The case raises myriad legal questions around the use of a victim’s past sexual history. Canada’s rape-shield law is meant to protect against any suggestion that previous sexual activity implies less credibility or a greater likelihood of consent. Should Justice Robert Graesser of the Alberta Court of Queen’s Bench, who presided over the trial, have removed the jury for a hearing on whether jurors could be told that she was a paid sex worker? Should there have been a hearing on whether jurors could be told that Mr. Barton and Ms. Gladue had engaged in a similar act the evening before?
Consent is at issue because Mr. Barton faced a charge of “unlawful act manslaughter;” if the Crown could prove he committed a sexual assault, and that he should have foreseen the risk of harm, he would be found guilty.
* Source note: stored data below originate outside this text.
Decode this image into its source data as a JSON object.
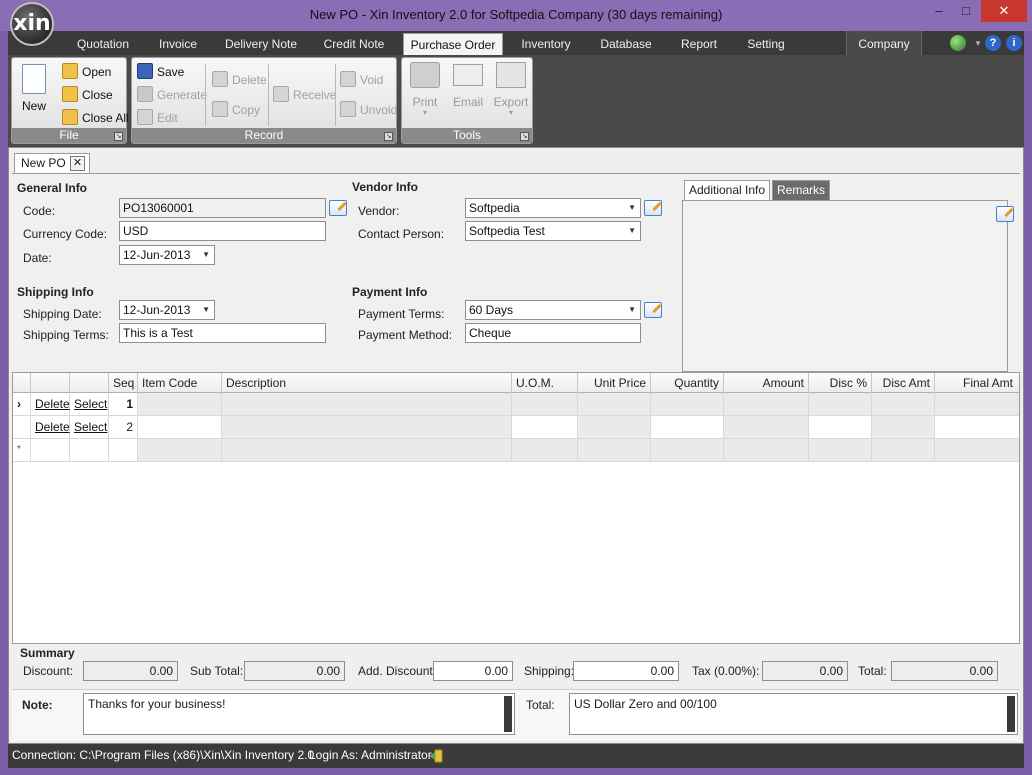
{
  "window": {
    "title": "New PO - Xin Inventory 2.0 for Softpedia Company (30 days remaining)",
    "logo_text": "xin",
    "min_label": "–",
    "max_label": "□",
    "close_label": "✕"
  },
  "menu": {
    "items": [
      "Quotation",
      "Invoice",
      "Delivery Note",
      "Credit Note",
      "Purchase Order",
      "Inventory",
      "Database",
      "Report",
      "Setting"
    ],
    "company": "Company",
    "help_glyph": "?",
    "info_glyph": "i",
    "dropdown_glyph": "▾"
  },
  "ribbon": {
    "file": {
      "label": "File",
      "new": "New",
      "new_arrow": "▾",
      "open": "Open",
      "close": "Close",
      "close_all": "Close All"
    },
    "record": {
      "label": "Record",
      "save": "Save",
      "generate": "Generate",
      "edit": "Edit",
      "delete": "Delete",
      "copy": "Copy",
      "receive": "Receive",
      "void": "Void",
      "unvoid": "Unvoid"
    },
    "tools": {
      "label": "Tools",
      "print": "Print",
      "email": "Email",
      "export": "Export",
      "arrow": "▾"
    },
    "launcher_glyph": "↘"
  },
  "document_tab": {
    "title": "New PO",
    "close_glyph": "✕"
  },
  "general_info": {
    "title": "General Info",
    "code_label": "Code:",
    "code": "PO13060001",
    "currency_label": "Currency Code:",
    "currency": "USD",
    "date_label": "Date:",
    "date": "12-Jun-2013"
  },
  "vendor_info": {
    "title": "Vendor Info",
    "vendor_label": "Vendor:",
    "vendor": "Softpedia",
    "contact_label": "Contact Person:",
    "contact": "Softpedia Test"
  },
  "shipping_info": {
    "title": "Shipping Info",
    "date_label": "Shipping Date:",
    "date": "12-Jun-2013",
    "terms_label": "Shipping Terms:",
    "terms": "This is a Test"
  },
  "payment_info": {
    "title": "Payment Info",
    "terms_label": "Payment Terms:",
    "terms": "60 Days",
    "method_label": "Payment Method:",
    "method": "Cheque"
  },
  "side_tabs": {
    "additional": "Additional Info",
    "remarks": "Remarks"
  },
  "grid": {
    "columns": [
      "Seq",
      "Item Code",
      "Description",
      "U.O.M.",
      "Unit Price",
      "Quantity",
      "Amount",
      "Disc %",
      "Disc Amt",
      "Final Amt"
    ],
    "rows": [
      {
        "indicator": "›",
        "delete": "Delete",
        "select": "Select",
        "seq": "1"
      },
      {
        "indicator": "",
        "delete": "Delete",
        "select": "Select",
        "seq": "2"
      }
    ],
    "new_row_indicator": "*"
  },
  "summary": {
    "title": "Summary",
    "discount_label": "Discount:",
    "discount": "0.00",
    "subtotal_label": "Sub Total:",
    "subtotal": "0.00",
    "add_discount_label": "Add. Discount:",
    "add_discount": "0.00",
    "shipping_label": "Shipping:",
    "shipping": "0.00",
    "tax_label": "Tax (0.00%):",
    "tax": "0.00",
    "total_label": "Total:",
    "total": "0.00",
    "note_label": "Note:",
    "note": "Thanks for your business!",
    "total_words_label": "Total:",
    "total_words": "US Dollar Zero and 00/100"
  },
  "status": {
    "connection": "Connection: C:\\Program Files (x86)\\Xin\\Xin Inventory 2.0",
    "login": "Login As: Administrator"
  }
}
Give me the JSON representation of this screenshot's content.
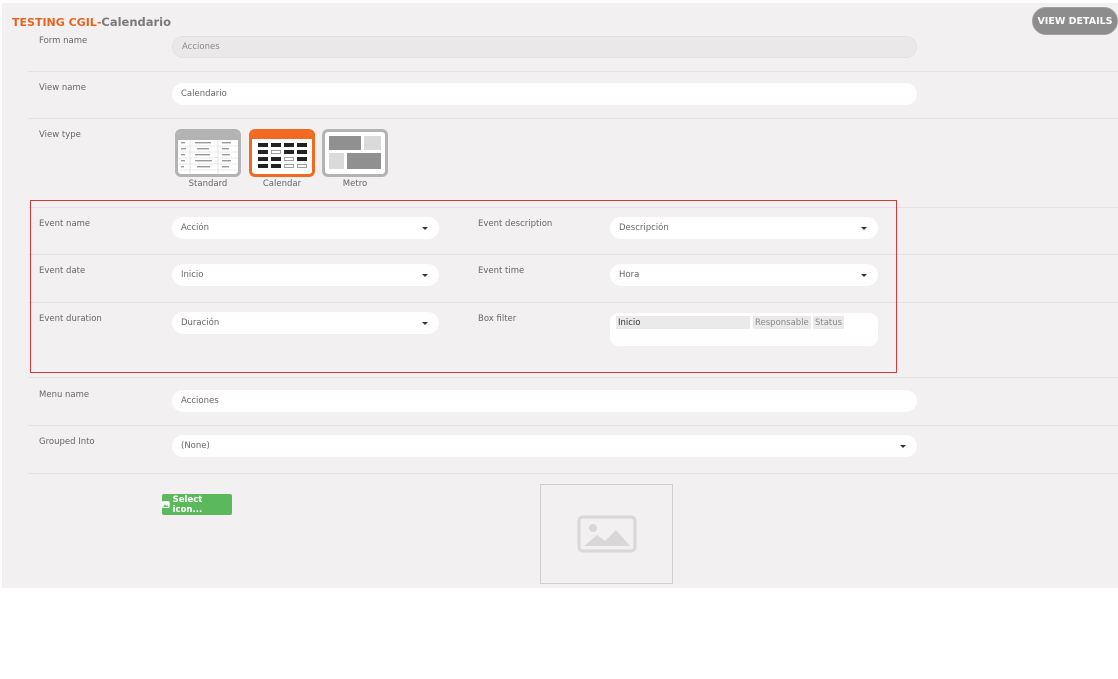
{
  "header": {
    "app_name": "TESTING CGIL",
    "separator": "-",
    "view_name": "Calendario",
    "view_details_label": "VIEW DETAILS"
  },
  "form": {
    "form_name": {
      "label": "Form name",
      "value": "Acciones"
    },
    "view_name": {
      "label": "View name",
      "value": "Calendario"
    },
    "view_type": {
      "label": "View type",
      "options": [
        {
          "label": "Standard",
          "selected": false
        },
        {
          "label": "Calendar",
          "selected": true
        },
        {
          "label": "Metro",
          "selected": false
        }
      ]
    },
    "event_name": {
      "label": "Event name",
      "value": "Acción"
    },
    "event_description": {
      "label": "Event description",
      "value": "Descripción"
    },
    "event_date": {
      "label": "Event date",
      "value": "Inicio"
    },
    "event_time": {
      "label": "Event time",
      "value": "Hora"
    },
    "event_duration": {
      "label": "Event duration",
      "value": "Duración"
    },
    "box_filter": {
      "label": "Box filter",
      "chips": [
        "Inicio",
        "Responsable",
        "Status"
      ]
    },
    "menu_name": {
      "label": "Menu name",
      "value": "Acciones"
    },
    "grouped_into": {
      "label": "Grouped Into",
      "value": "(None)"
    },
    "select_icon_label": "Select icon..."
  },
  "colors": {
    "accent": "#e9631f",
    "selected_border": "#f26a21",
    "highlight_box": "#d43a3a",
    "select_icon_button": "#5cb85c"
  },
  "icons": [
    "calendar-icon",
    "image-placeholder-icon",
    "dropdown-caret-icon"
  ]
}
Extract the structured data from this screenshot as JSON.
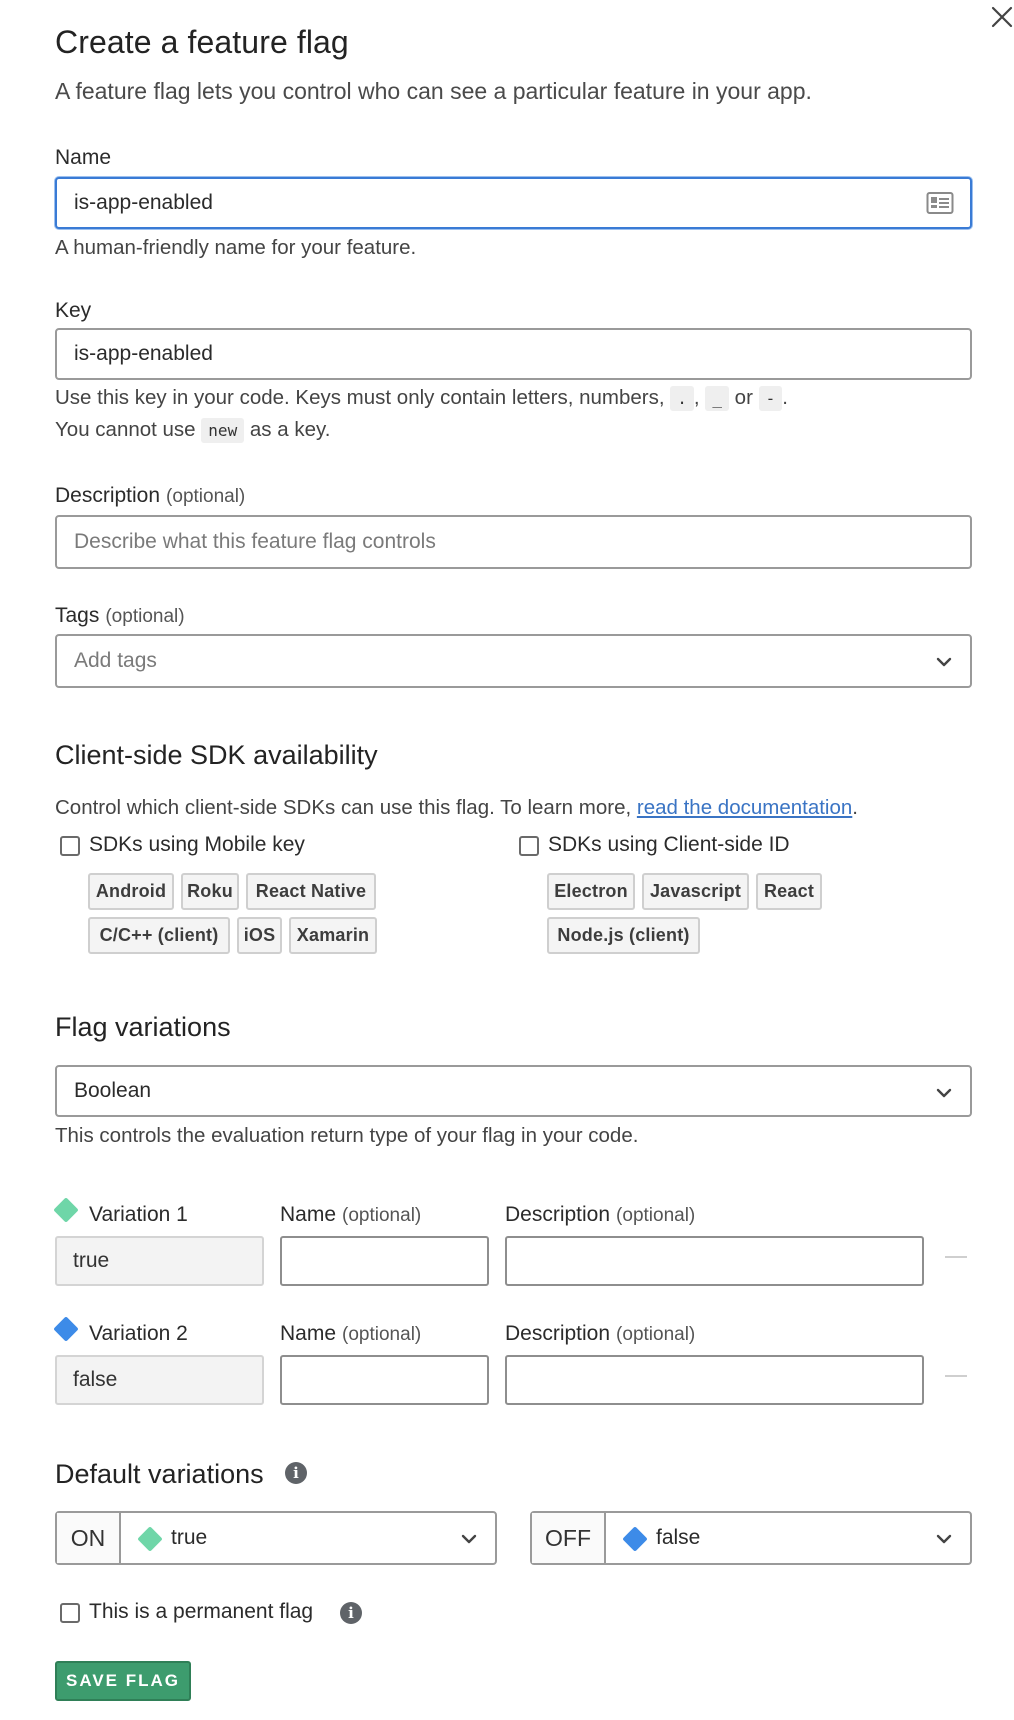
{
  "header": {
    "title": "Create a feature flag",
    "subtitle": "A feature flag lets you control who can see a particular feature in your app."
  },
  "name_field": {
    "label": "Name",
    "value": "is-app-enabled",
    "help": "A human-friendly name for your feature."
  },
  "key_field": {
    "label": "Key",
    "value": "is-app-enabled",
    "help_part1": "Use this key in your code. Keys must only contain letters, numbers,",
    "char_dot": ".",
    "sep_comma": ",",
    "char_underscore": "_",
    "word_or": "or",
    "char_dash": "-",
    "end_period": ".",
    "help_line2_before": "You cannot use",
    "help_line2_code": "new",
    "help_line2_after": "as a key."
  },
  "description_field": {
    "label": "Description",
    "optional": "(optional)",
    "placeholder": "Describe what this feature flag controls"
  },
  "tags_field": {
    "label": "Tags",
    "optional": "(optional)",
    "placeholder": "Add tags"
  },
  "client_sdk": {
    "heading": "Client-side SDK availability",
    "desc_before": "Control which client-side SDKs can use this flag. To learn more,",
    "desc_link": "read the documentation",
    "desc_after": ".",
    "mobile": {
      "label": "SDKs using Mobile key",
      "checked": false,
      "chips": [
        "Android",
        "Roku",
        "React Native",
        "C/C++ (client)",
        "iOS",
        "Xamarin"
      ]
    },
    "client_id": {
      "label": "SDKs using Client-side ID",
      "checked": false,
      "chips": [
        "Electron",
        "Javascript",
        "React",
        "Node.js (client)"
      ]
    }
  },
  "flag_variations": {
    "heading": "Flag variations",
    "type_value": "Boolean",
    "help": "This controls the evaluation return type of your flag in your code.",
    "name_label": "Name",
    "desc_label": "Description",
    "optional": "(optional)",
    "variations": [
      {
        "label": "Variation 1",
        "value": "true",
        "color": "#6fd6a8"
      },
      {
        "label": "Variation 2",
        "value": "false",
        "color": "#3d8be8"
      }
    ]
  },
  "default_variations": {
    "heading": "Default variations",
    "on_label": "ON",
    "on_value": "true",
    "off_label": "OFF",
    "off_value": "false"
  },
  "permanent": {
    "label": "This is a permanent flag",
    "checked": false
  },
  "save_button": "SAVE FLAG",
  "icons": {
    "close": "close-icon",
    "card": "contact-card-icon",
    "chevron": "chevron-down-icon",
    "info": "info-icon"
  }
}
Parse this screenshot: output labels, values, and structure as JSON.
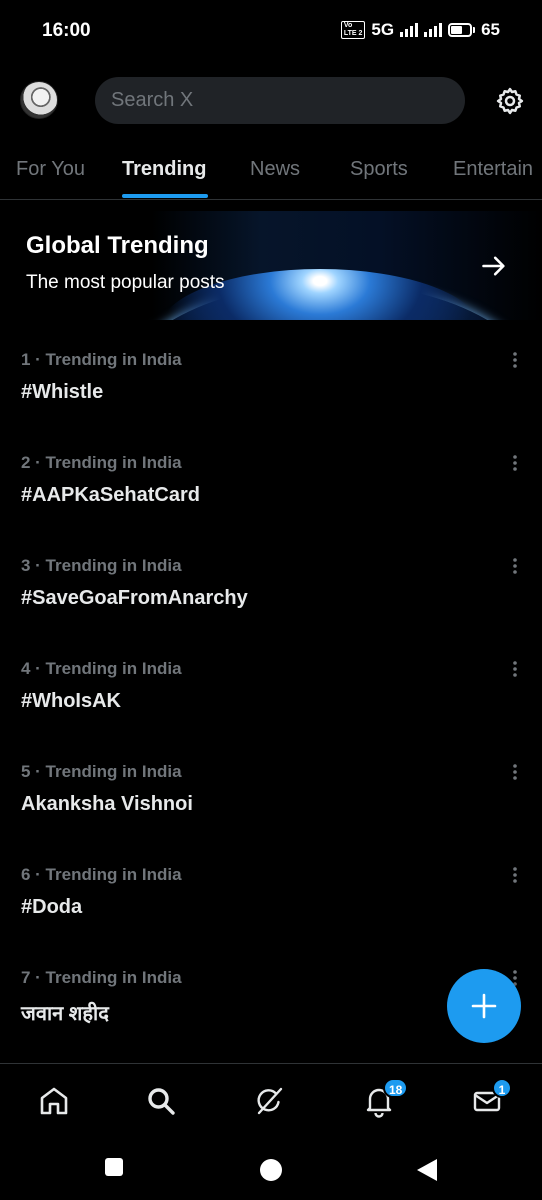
{
  "status_bar": {
    "time": "16:00",
    "volte_line1": "Vo",
    "volte_line2": "LTE 2",
    "network": "5G",
    "battery": "65"
  },
  "header": {
    "search_placeholder": "Search X"
  },
  "tabs": [
    {
      "label": "For You",
      "active": false
    },
    {
      "label": "Trending",
      "active": true
    },
    {
      "label": "News",
      "active": false
    },
    {
      "label": "Sports",
      "active": false
    },
    {
      "label": "Entertain",
      "active": false
    }
  ],
  "banner": {
    "title": "Global Trending",
    "subtitle": "The most popular posts"
  },
  "trends": [
    {
      "meta": "1 · Trending in India",
      "name": "#Whistle"
    },
    {
      "meta": "2 · Trending in India",
      "name": "#AAPKaSehatCard"
    },
    {
      "meta": "3 · Trending in India",
      "name": "#SaveGoaFromAnarchy"
    },
    {
      "meta": "4 · Trending in India",
      "name": "#WhoIsAK"
    },
    {
      "meta": "5 · Trending in India",
      "name": "Akanksha Vishnoi"
    },
    {
      "meta": "6 · Trending in India",
      "name": "#Doda"
    },
    {
      "meta": "7 · Trending in India",
      "name": "जवान शहीद"
    }
  ],
  "bottom_nav": {
    "notifications_badge": "18",
    "messages_badge": "1"
  },
  "colors": {
    "accent": "#1d9bf0",
    "background": "#000000",
    "secondary_text": "#71767b"
  },
  "icons": [
    "settings-icon",
    "arrow-right-icon",
    "more-icon",
    "plus-icon",
    "home-icon",
    "search-icon",
    "grok-icon",
    "bell-icon",
    "mail-icon"
  ]
}
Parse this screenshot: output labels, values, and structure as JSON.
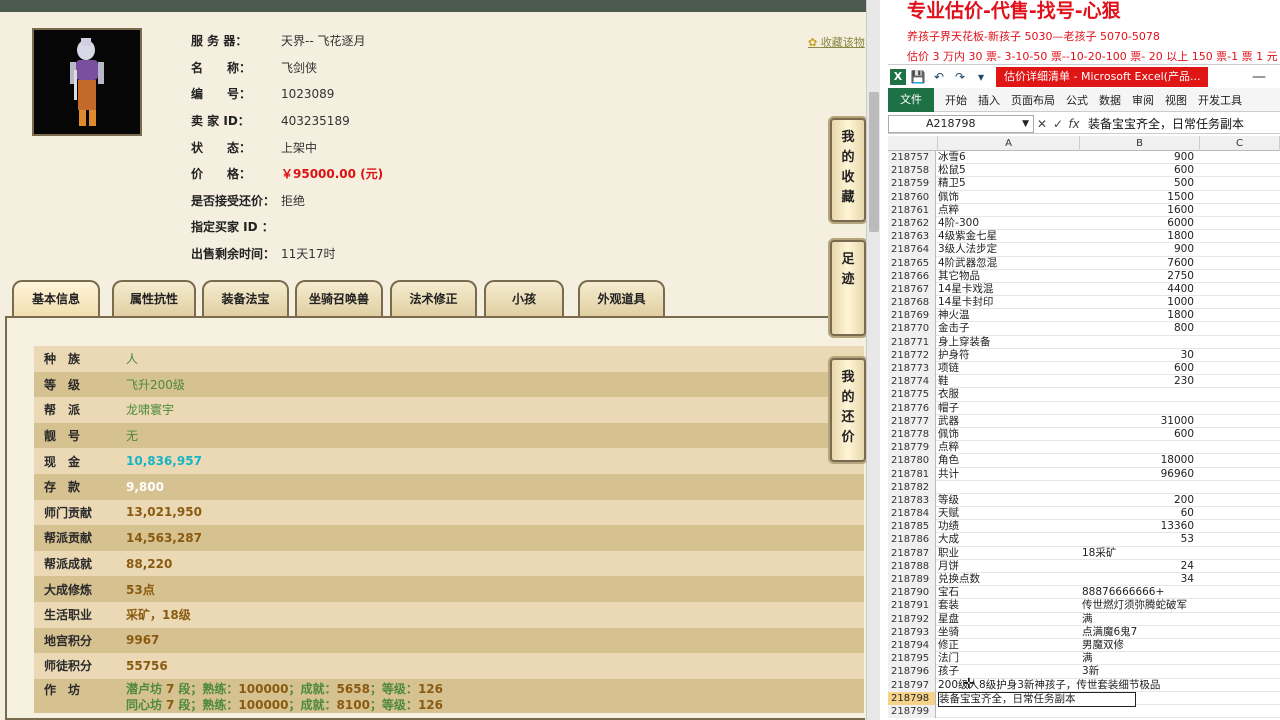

Hence, the burden is on the judge to ensure the jury didn’t stereotype the victim as more likely to consent because she was Indigenous or a sex-trade worker.
Criminal lawyers’ groups in Alberta and Ontario intervened to urge the Supreme Court not to broaden the reach of sexual-assault laws.
Nathan Whitling, representing Alberta’s Criminal Trial Lawyers’ Association, said a key issue is the extent to which evidence of a past sexual relationship – “perhaps as recently as the previous night” – may be relied on to show consent. “In the CTLA’s view, such evidence may be admissible and important.”